Después, empiezas a hacerte consciente de tus pensamientos; hay que hacer lo mismo con los sentimientos. Son más sutiles que el cuerpo y por supuesto, también más peligrosos. Y cuando te hagas consciente de tus pensamientos, te sorprenderá lo que ocurre en tu interior. Si pones por escrito lo que está ocurriendo en cualquier momento, te llevarás una gran sorpresa. No te lo vas a creer « ¿Esto es lo que está ocurriendo dentro de mí?» Sigue escribiendo durante solo diez minutos. Cierra las puertas con llave y cierra también las ventanas para que nadie pueda entrar, para que puedas ser completamente sincero y enciende el fuego para poder tirar al fuego lo que escribas; así nadie lo sabrá aparte de ti. Y después sé absolutamente sincero; ponte a escribir lo que está pasando dentro de la mente. No lo interpretes, no lo alteres, no lo edites. Limítate a ponerlo en el papel sin adornos, tal como es, exactamente como es.

Y al cabo de 10 minutos, léelo. ¡Verás una mente loca por dentro! No somos conscientes de que esa locura fluye constantemente como una corriente subterránea. Afecta a todo lo que tiene importancia en tu vida. Afecta a cualquier cosa que hagas; afecta a todo lo que haces, afecta a todo. ¡Y suma de todo ello va a ser tu vida!

Así pues, este loco debe cambiar. Y el milagro de la conciencia es que no necesitas hacer nada, aparte de hacerte consciente. El fenómeno mismo de observarlo hace que cambie poco a poco, el loco va desapareciendo. Poco a poco, los pensamientos empiezan a ajustarse a cierta pauta. Su caos desaparece, se van convirtiendo en algo más parecido a un cosmos. Y una vez más, una profunda paz lo domina todo.

Y cuando tu cuerpo y tu mente estén en paz, verás que están sintonizados uno con otro, que existe un puente.
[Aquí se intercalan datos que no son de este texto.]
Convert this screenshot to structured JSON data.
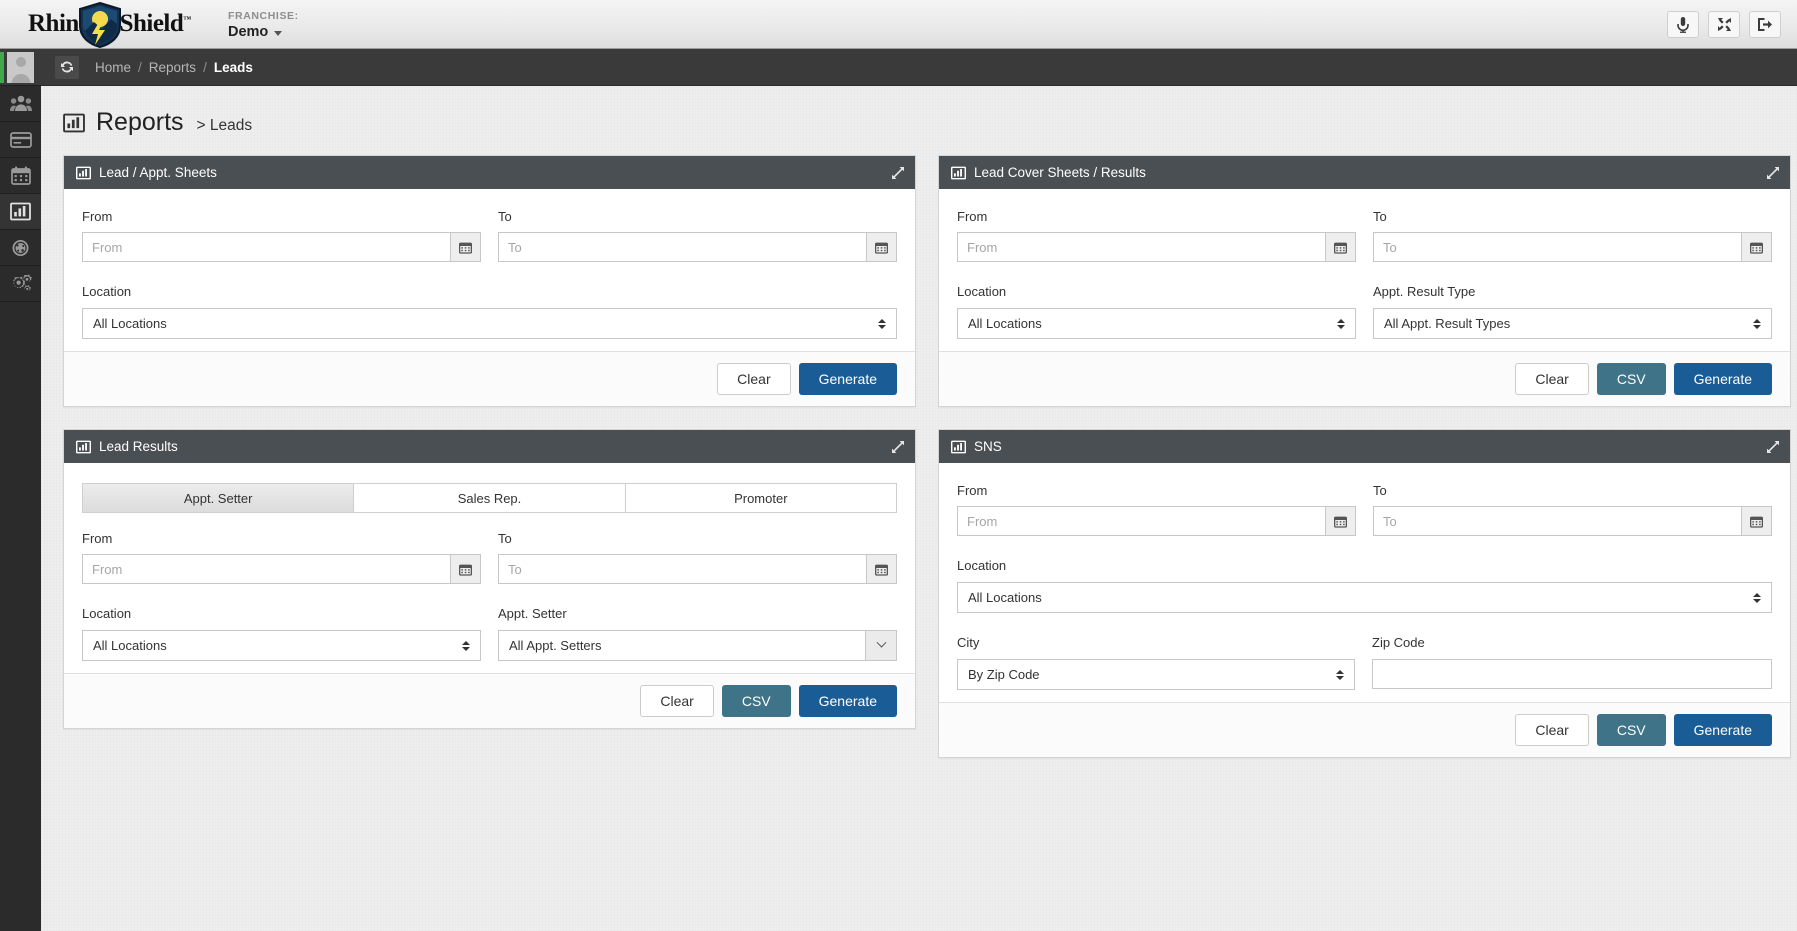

Ahora ya no corren en diferentes direcciones, ya no cabalgan en diferentes caballos. Por primera vez hay acuerdo, y ese acuerdo constituye una ayuda inmensa para trabajar el tercer paso: hacerte consciente de tus sentimientos, emociones, estados humor. Esta es la capa más sutil y más difícil, pero si puedes ser consciente de los pensamientos solo tienes que dar un paso más. Se necesita una conciencia un poco más intensa para empezar a meditar sobre tus estados de humor, tus emociones, tus sentimientos.

En cuanto eres consciente de estas tres cosas, todas se unen en un único fenómeno. Y cuando estas tres cosas sean una sola, funcionando perfectamente al unísono, canturreando juntas, cuando puedas sentir la música de las tres -se han convertido en una orquesta-, ocurre la cuarta. Lo que tú no puedes hacer ocurre por sí solo, es un regalo de la totalidad. Es una recompensa para los que han hecho estas tres cosas.

Y la cuarta cosa es la conciencia definitiva que lo despierta a uno. Uno se hace consciente de la propia conciencia, esa es la cuarta cosa.- Eso te convierte en un buda, un ser despierto. Y solo en ese despertar llega uno a conocer lo que es la bienaventuranza. El cuerpo conoce el placer, la mente conoce la felicidad, el corazón conoce la alegría, la cuarta cosa conoce la bienaventuranza. La bienaventuranza es el objetivo, y la conciencia es el camino que lleva a ella.